Some of the nostalgic moments in the first trailer include references to Beavis and Butthead, Alanis Morissette, paper fortune tellers, flip-up glasses, and slang like “da bomb,” “all that and a bag of chips,” and “oh snap.” Not to mention, it’s soundtracked by the Cranberries and the Mighty Mighty Bosstones. Plot wise, the show weaves in these ’90s hallmarks as high school freshmen Kate Messner and Luke O’Neil strike up a relationship. As Netflix describes it, Everything Sucks is a “quirky, funny coming of age story that follows two groups of high school misfits… in 1996 Oregon.”
As with Stranger Things, the show may be colored by the decade it’s set in, but its themes are timeless. “The ’90s aspect is surface,” co-creator Ben York Jones told Variety earlier this month. “It’s music, Tamagotchis, it’s snap bracelets, yes, but ultimately the show is about our characters and their interpersonal relationships,” he said. “Human emotions haven’t changed over time, emotions are the same.”
“We come from the world of independent film, and everything we do, we try to make it as honest as possible. If we’re going to make a show about high school, we wanted to set it in the time we were in high school, which was the ’90s,” co-creator Michael Mohan told Variety. “We knew we could make it the most honest show possible.”

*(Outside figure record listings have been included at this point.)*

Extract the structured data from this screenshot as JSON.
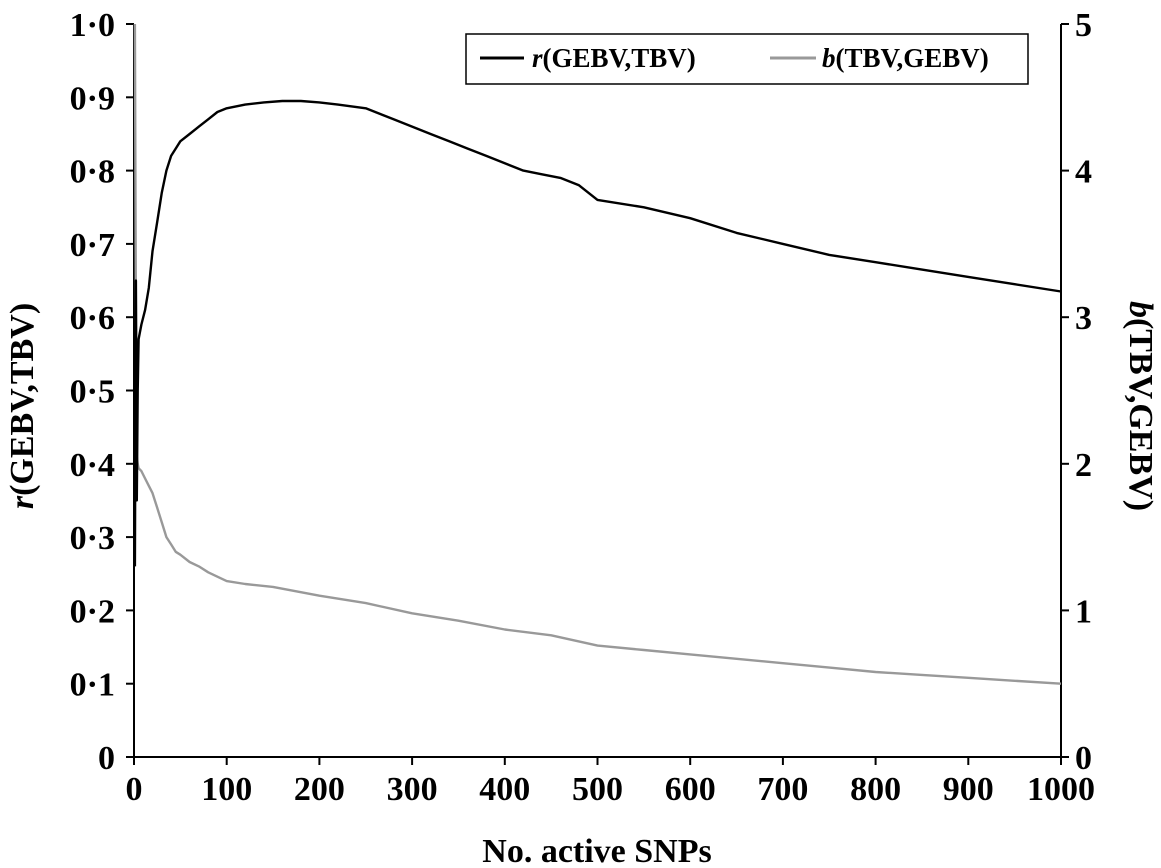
{
  "chart_data": {
    "type": "line",
    "title": "",
    "xlabel": "No. active SNPs",
    "ylabel_left": {
      "italic": "r",
      "rest": "(GEBV,TBV)"
    },
    "ylabel_right": {
      "italic": "b",
      "rest": "(TBV,GEBV)"
    },
    "xlim": [
      0,
      1000
    ],
    "ylim_left": [
      0,
      1.0
    ],
    "ylim_right": [
      0,
      5
    ],
    "x_ticks": [
      "0",
      "100",
      "200",
      "300",
      "400",
      "500",
      "600",
      "700",
      "800",
      "900",
      "1000"
    ],
    "y_left_ticks": [
      "0",
      "0·1",
      "0·2",
      "0·3",
      "0·4",
      "0·5",
      "0·6",
      "0·7",
      "0·8",
      "0·9",
      "1·0"
    ],
    "y_right_ticks": [
      "0",
      "1",
      "2",
      "3",
      "4",
      "5"
    ],
    "grid": false,
    "legend_position": "top-right",
    "series": [
      {
        "name": "r(GEBV,TBV)",
        "name_italic": "r",
        "name_rest": "(GEBV,TBV)",
        "axis": "left",
        "color": "#000000",
        "x": [
          1,
          2,
          3,
          4,
          5,
          8,
          12,
          16,
          20,
          25,
          30,
          35,
          40,
          45,
          50,
          60,
          70,
          80,
          90,
          100,
          120,
          140,
          160,
          180,
          200,
          220,
          250,
          280,
          300,
          320,
          340,
          360,
          380,
          400,
          420,
          440,
          460,
          480,
          500,
          550,
          600,
          650,
          700,
          750,
          800,
          850,
          900,
          950,
          1000
        ],
        "y": [
          0.26,
          0.65,
          0.35,
          0.5,
          0.57,
          0.59,
          0.61,
          0.64,
          0.69,
          0.73,
          0.77,
          0.8,
          0.82,
          0.83,
          0.84,
          0.85,
          0.86,
          0.87,
          0.88,
          0.885,
          0.89,
          0.893,
          0.895,
          0.895,
          0.893,
          0.89,
          0.885,
          0.87,
          0.86,
          0.85,
          0.84,
          0.83,
          0.82,
          0.81,
          0.8,
          0.795,
          0.79,
          0.78,
          0.76,
          0.75,
          0.735,
          0.715,
          0.7,
          0.685,
          0.675,
          0.665,
          0.655,
          0.645,
          0.635
        ]
      },
      {
        "name": "b(TBV,GEBV)",
        "name_italic": "b",
        "name_rest": "(TBV,GEBV)",
        "axis": "right",
        "color": "#999999",
        "x": [
          1,
          2,
          3,
          4,
          5,
          8,
          12,
          16,
          20,
          25,
          30,
          35,
          40,
          45,
          50,
          60,
          70,
          80,
          90,
          100,
          120,
          150,
          200,
          250,
          300,
          350,
          400,
          450,
          500,
          550,
          600,
          650,
          700,
          750,
          800,
          850,
          900,
          950,
          1000
        ],
        "y": [
          5.0,
          3.0,
          2.05,
          2.0,
          1.97,
          1.95,
          1.9,
          1.85,
          1.8,
          1.7,
          1.6,
          1.5,
          1.45,
          1.4,
          1.38,
          1.33,
          1.3,
          1.26,
          1.23,
          1.2,
          1.18,
          1.16,
          1.1,
          1.05,
          0.98,
          0.93,
          0.87,
          0.83,
          0.76,
          0.73,
          0.7,
          0.67,
          0.64,
          0.61,
          0.58,
          0.56,
          0.54,
          0.52,
          0.5
        ]
      }
    ]
  }
}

In order to prepare, Jones and Mohan apparently taught a crash course in coming-of-age shows and films to the cast, including having them watch things like Freaks and Geeks, 10 Things I Hate About You, and The Breakfast Club and re-educate themselves on the music of the decade as well. “We all memorized and fell in love with (the Oasis single) ‘Wonderwall,’” actress Sydney Sweeney, who plays the character Emaline, told Variety. “It was one of those songs that, on our wrap day, we started crying and singing out loud as we were riding on the bus back home.”